Both Hunterston and Torness, the two Scottish nuclear power stations will still be operational in 2020, producing about 2GW with an uptime of about 90%. The SNP, if they're in charge in an independent Scotland (and they're a one-note political party in the main, independence being their focus) want these reactors decommissioned and replaced with... they're not sure but no nukes! Gas-burning CCGTs, probably although the North Sea gas fields are not what they used to be so fuel will probably have to be imported after a decade or two. There are still a few coal-fired plants around and several wind farms, a couple of GW dataplate output but some days they only produce a few dozen MW in total. Solar is a non-starter in a country where the sun is in the sky for six hours in the winter and it's usually cloudy then anyway. Hydro, about a GW of capacity but it can't run 100% of the time, just when there's been enough rain recently.
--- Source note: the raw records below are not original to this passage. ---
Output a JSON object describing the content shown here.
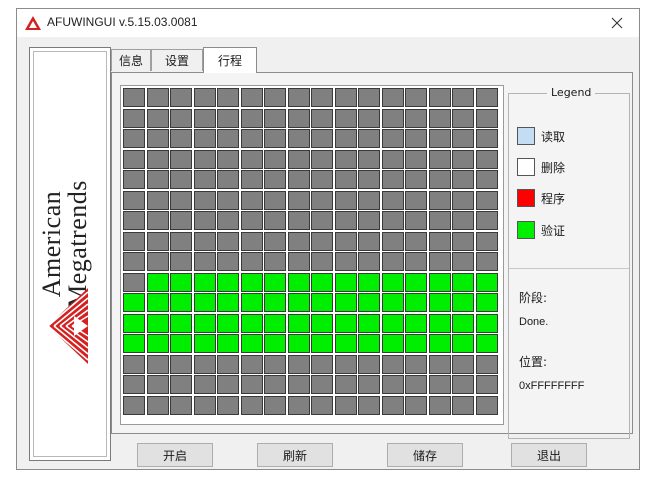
{
  "window": {
    "title": "AFUWINGUI v.5.15.03.0081"
  },
  "logo": {
    "line1": "American",
    "line2": "Megatrends"
  },
  "tabs": [
    {
      "label": "信息",
      "active": false
    },
    {
      "label": "设置",
      "active": false
    },
    {
      "label": "行程",
      "active": true
    }
  ],
  "progress_grid": {
    "columns": 16,
    "rows": 16,
    "blocks_total": 256,
    "rows_status": [
      "gray",
      "gray",
      "gray",
      "gray",
      "gray",
      "gray",
      "gray",
      "gray",
      "gray",
      "green_from_col_2",
      "green",
      "green",
      "green",
      "gray",
      "gray",
      "gray"
    ]
  },
  "legend": {
    "title": "Legend",
    "items": [
      {
        "label": "读取",
        "color": "#c5dcf5"
      },
      {
        "label": "删除",
        "color": "#ffffff"
      },
      {
        "label": "程序",
        "color": "#ff0000"
      },
      {
        "label": "验证",
        "color": "#00ee00"
      }
    ]
  },
  "status": {
    "phase_label": "阶段:",
    "phase_value": "Done.",
    "position_label": "位置:",
    "position_value": "0xFFFFFFFF"
  },
  "buttons": {
    "start": "开启",
    "flash": "刷新",
    "save": "储存",
    "exit": "退出"
  },
  "colors": {
    "gray_block": "#808080",
    "green_block": "#00ee00",
    "brand_red": "#d42020"
  }
}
Sea-floor turbines are being trialled at the moment, no track record on costs per MWh generated, maintenance overheads etc.
Fossil fuel will provide a lot of Scotland's electricity for the forseeable future especially if the nuclear plants are not replaced when they are either shut down by government fiat or they reach the end of their licence periods and can't be relicenced.
A major English offshore wind project recently didn't go ahead even with a price guarantee of about UKP 145 per MWh, or in US consumer terms about 24c per kWh wholesale to the grid suppliers -- that would be about 30c/kWh to consumers after grid supply costs and profit figures were added, about what the Green Germans are paying and double the price of French nuclear-generated electricity at the wall-socket. I can't see Scottish wind power being any cheaper especially with the extra backstop gas generation and storage needed to keep the lights on when the wind stops blowing.